Week before last, I found myself before a room filled with very smart people, many of them tenured professors; certainly smarter than I will ever be. And I heard myself repeating a line I'd heard myself say at least a hundred times. "How many of you aspire to become a project manager?" (No hands went up.) "Okay, so you're in a workshop intended to improve your project management skills, but none of you aspire to become a project manager?" (Lots of enthusiastic nods.) "Oh, you don't want to become a project manager, you just have to manage projects as a part of your real profession?" (Long collective sigh.)

When I first started working as a 'project management' consultant in Silicon Valley, I quickly learned that most of my clients were in this same boat. Consequently, I found much of the PMI professional PM stuff frankly irrelevant to this context, for these people were time-splicers.
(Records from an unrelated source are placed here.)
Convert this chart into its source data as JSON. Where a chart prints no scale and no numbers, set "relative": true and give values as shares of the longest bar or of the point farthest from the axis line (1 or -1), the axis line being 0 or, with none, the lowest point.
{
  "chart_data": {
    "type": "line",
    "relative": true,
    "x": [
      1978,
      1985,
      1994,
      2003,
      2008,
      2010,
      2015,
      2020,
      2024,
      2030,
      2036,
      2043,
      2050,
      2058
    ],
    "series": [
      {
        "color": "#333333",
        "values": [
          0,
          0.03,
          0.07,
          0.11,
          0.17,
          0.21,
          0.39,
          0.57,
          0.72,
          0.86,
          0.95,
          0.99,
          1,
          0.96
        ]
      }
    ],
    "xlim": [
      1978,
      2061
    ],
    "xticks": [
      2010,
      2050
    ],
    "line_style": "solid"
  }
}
Their role as PM usually started with an invitation to 'lead that effort in your spare time.' This, when their calendars were already filled with the demands of their real, full-time profession.

To become successful time-sharers, then, became the primary challenge. To somehow carve success out of absurdly thin little attentive moments, and to design projects fairly well capable of managing themselves.

This never was much of a science, differed for each 'practitioner,' and little could be reduced to mere technique. Most discovered that it mattered a lot who they are, not who they'd cleverly crafted themselves to become, but who they always were. Their presence seems to matter. Their ability to manage themselves more critical to project success than any ethereal notion of how to manage others or how to manage those elusive critters known as projects.

So I take my hat off today to the under-appreciated majority of project managers, those who manage to become successful in their spare time. May this anniversary remind you of who and what you really are, and the huge difference you are making in your spare time.